Unit for Drug Discovery, Department of Parasitology, Institute of Biomedical Science, University of Sao Paulo, Sao Paulo, Brazil.
Curr Med Chem. 2014;21(15):1809-19. doi: 10.2174/0929867320666131119122520.
Infections caused by the methicillin-resistant Staphylococcus aureus (MRSA) are today a major burden in nosocomial disease control. The global trend shows an alarming increase of MRSA infections as well as multi-drug resistance (MDR). The problem is exacerbated by the fact that infections with community-associated (CA) MRSA strains showing increased virulence and fitness add to infections with multi-drug resistant hospital-associated (HA) MRSA. The toxicity of pathogens and limited effectiveness of available treatment have led to high mortality rates and vast expenses caused by prolonged hospitalization and usage of additional antibiotics. Recently approved drugs still have classical targets and upcoming resistance can be expected. In a new approach by targeting co-factor syntheses of bacteria, the drug target and the affected pathways are uncoupled.

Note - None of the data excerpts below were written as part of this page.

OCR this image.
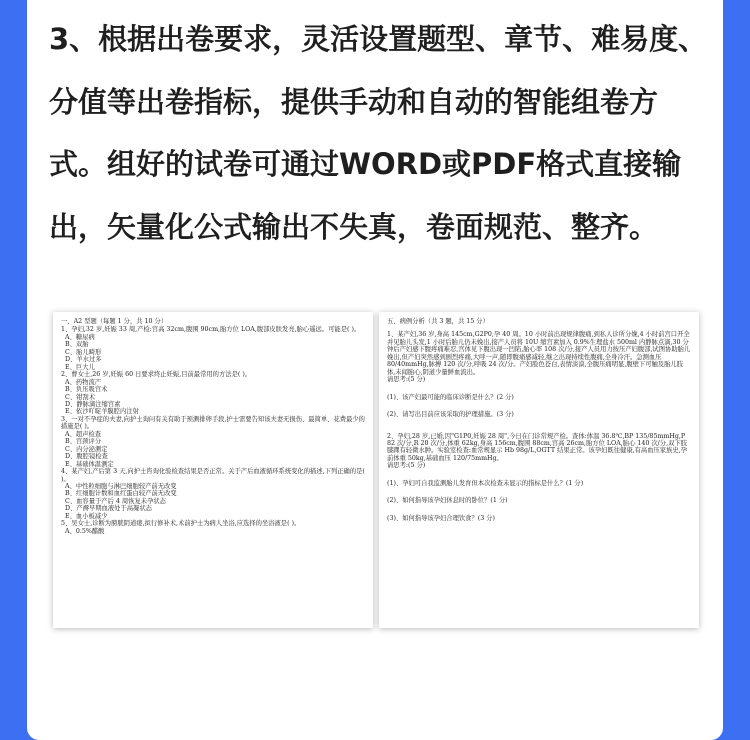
3、根据出卷要求，灵活设置题型、章节、难易度、分值等出卷指标，提供手动和自动的智能组卷方式。组好的试卷可通过WORD或PDF格式直接输出，矢量化公式输出不失真，卷面规范、整齐。

一、A2 型题（每题 1 分，共 10 分）
1、孕妇,32 岁,妊娠 33 周,产检:宫高 32cm,腹围 90cm,胎方位 LOA,腹部皮肤发亮,胎心遥远。可能是( )。
A、糖尿病
B、双胎
C、胎儿畸形
D、羊水过多
E、巨大儿
2、曹女士,26 岁,妊娠 60 日要求终止妊娠,目前最常用的方法是( )。
A、药物流产
B、负压吸宫术
C、钳刮术
D、静脉滴注缩宫素
E、依沙吖啶羊膜腔内注射
3、一对不孕症的夫妻,向护士询问有关有助于预测排卵手段,护士需要告知该夫妻无损伤、最简单、花费最少的措施是( )。
A、超声检查
B、宫颈评分
C、内分泌测定
D、腹腔镜检查
E、基础体温测定
4、某产妇,产后第 3 天,向护士咨询化验检查结果是否正常。关于产后血液循环系统变化的描述,下列正确的是( )。
A、中性粒细胞与淋巴细胞较产前无改变
B、红细胞计数和血红蛋白较产前无改变
C、血容量于产后 4 周恢复未孕状态
D、产褥早期血液处于高凝状态
E、血小板减少
5、吴女士,诊断为膀胱阴道瘘,拟行修补术,术前护士为病人坐浴,应选择的坐浴液是( )。
A、0.5%醋酸
五、病例分析（共 3 题，共 15 分）
1、某产妇,36 岁,身高 145cm,G2P0,孕 40 周。10 小时前出现规律腹痛,到私人诊所分娩,4 小时前宫口开全并见胎儿头发,1 小时后胎儿仍未娩出,接产人员将 10U 缩宫素加入 0.9%生理盐水 500ml 内静脉点滴,30 分钟后产妇感下腹疼痛难忍,宫体见下腹出现一凹陷,胎心率 108 次/分,接产人员用力按压产妇腹部,试图协助胎儿娩出,但产妇突然感到剧烈疼痛,大呼一声,随即腹痛感减轻,继之出现持续性腹痛,全身冷汗。急测血压 80/40mmHg,脉搏 120 次/分,呼吸 24 次/分。产妇脸色苍白,表情淡漠,全腹压痛明显,腹壁下可触及胎儿肢体,未闻胎心,阴道少量鲜血流出。
请思考:(5 分)
(1)、该产妇最可能的临床诊断是什么？(2 分)
(2)、请写出目前应该采取的护理措施。(3 分)
2、孕妇,28 岁,已婚,因"G1P0,妊娠 28 周",今日在门诊常规产检。查体:体温 36.8℃,BP 135/85mmHg,P 82 次/分,R 20 次/分,体重 62kg,身高 156cm,腹围 88cm,宫高 26cm,胎方位 LOA,胎心 140 次/分,双下肢膝踝有轻微水肿。实验室检查:血常规显示 Hb 98g/L,OGTT 结果正常。该孕妇既往健康,有高血压家族史,孕前体重 50kg,基础血压 120/75mmHg。
请思考:(5 分)
(1)、孕妇可自我监测胎儿发育但本次检查未显示的指标是什么？(1 分)
(2)、如何指导该孕妇休息时的卧位？(1 分)
(3)、如何指导该孕妇合理饮食？(3 分)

This novel strategy is based on the thought of a classical pro-drug which has to be metabolized before becoming toxic for the bacterium as a dysfunctional co-factor, named suicide drug. Ideally these metabolizing pathways are solely present in the bacterium and absent in the human host, such as vitamin biosyntheses. This mini-review discusses current ways of MRSA infection treatment using new approaches including suicide drugs targeting co-factor biosyntheses.

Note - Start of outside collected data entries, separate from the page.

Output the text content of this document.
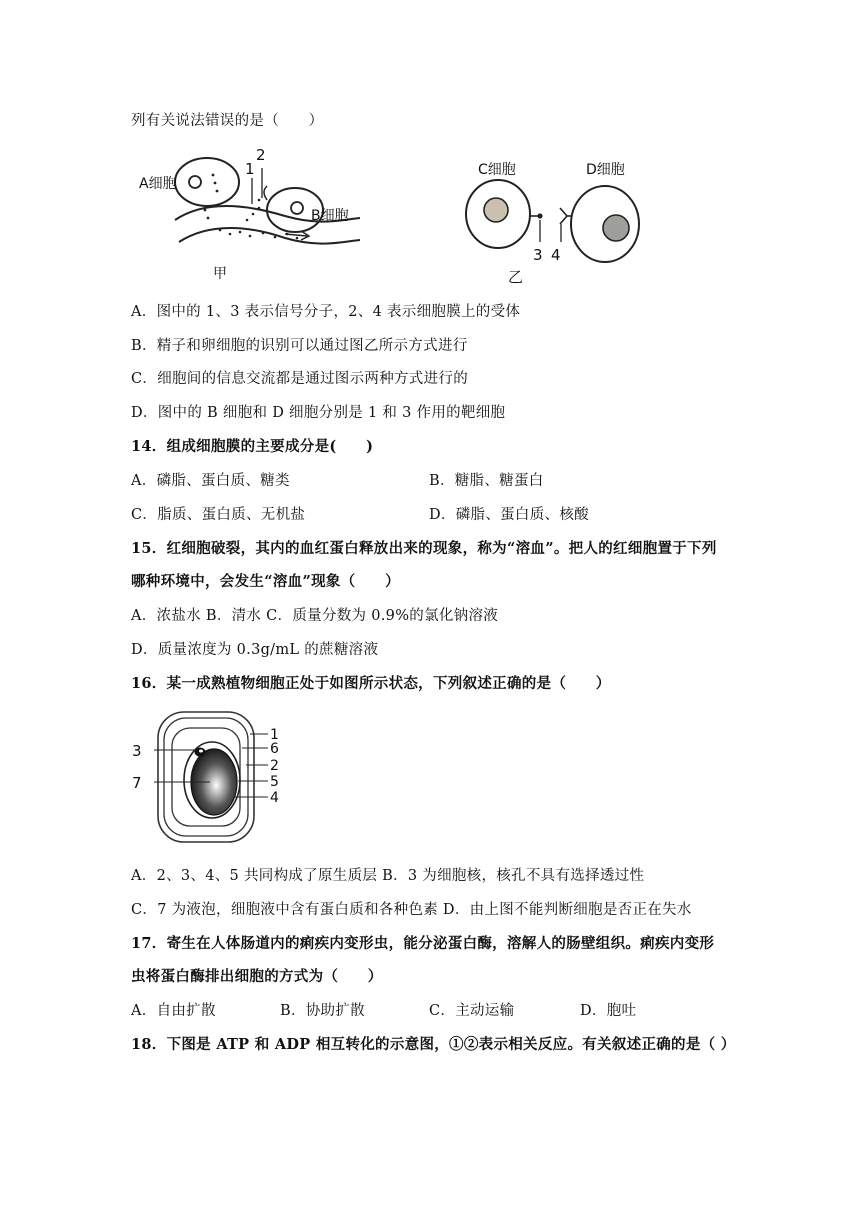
列有关说法错误的是（　　）
A细胞
B细胞
1
2
甲
C细胞	D细胞
3 4
乙
A．图中的 1、3 表示信号分子，2、4 表示细胞膜上的受体
B．精子和卵细胞的识别可以通过图乙所示方式进行
C．细胞间的信息交流都是通过图示两种方式进行的
D．图中的 B 细胞和 D 细胞分别是 1 和 3 作用的靶细胞
14．组成细胞膜的主要成分是(　　)
A．磷脂、蛋白质、糖类	B．糖脂、糖蛋白
C．脂质、蛋白质、无机盐	D．磷脂、蛋白质、核酸
15．红细胞破裂，其内的血红蛋白释放出来的现象，称为“溶血”。把人的红细胞置于下列
哪种环境中，会发生“溶血”现象（　　）
A．浓盐水 B．清水 C．质量分数为 0.9%的氯化钠溶液
D．质量浓度为 0.3g/mL 的蔗糖溶液
16．某一成熟植物细胞正处于如图所示状态，下列叙述正确的是（　　）
3
7
1
6
2
5
4
A．2、3、4、5 共同构成了原生质层 B．3 为细胞核，核孔不具有选择透过性
C．7 为液泡，细胞液中含有蛋白质和各种色素 D．由上图不能判断细胞是否正在失水
17．寄生在人体肠道内的痢疾内变形虫，能分泌蛋白酶，溶解人的肠壁组织。痢疾内变形
虫将蛋白酶排出细胞的方式为（　　）
A．自由扩散	B．协助扩散	C．主动运输	D．胞吐
18．下图是 ATP 和 ADP 相互转化的示意图，①②表示相关反应。有关叙述正确的是（ ）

耐甲氧西林金黄色葡萄球菌(MRSA)引起的感染是当今医院感染控制的主要负担。全球趋势表明,MRSA 感染以及多药耐药(MDR)呈惊人的上升趋势。感染社区相关性(CA)MRSA 菌株的情况更加恶化,这些菌株具有更高的毒力和适应性,增加了多药耐药的医院相关性(HA)MRSA 的感染。病原体的毒性和现有治疗方法的有限效果导致高死亡率和因延长住院时间和使用额外抗生素而导致的巨大费用。最近批准的药物仍然具有经典的靶点,预计会出现新的耐药性。在一种通过靶向细菌辅助因子合成的新方法中,药物靶点和受影响的途径被分离。这种新策略基于经典前药的思想,前药必须在成为细菌的功能失调辅助因子(称为自杀药物)之前被代谢,才能对细菌产生毒性。理想情况下,这些代谢途径仅存在于细菌中,而不存在于人类宿主中,如维生素生物合成。这篇迷你综述讨论了使用包括靶向辅助因子生物合成的自杀药物在内的新方法治疗 MRSA 感染的当前方法。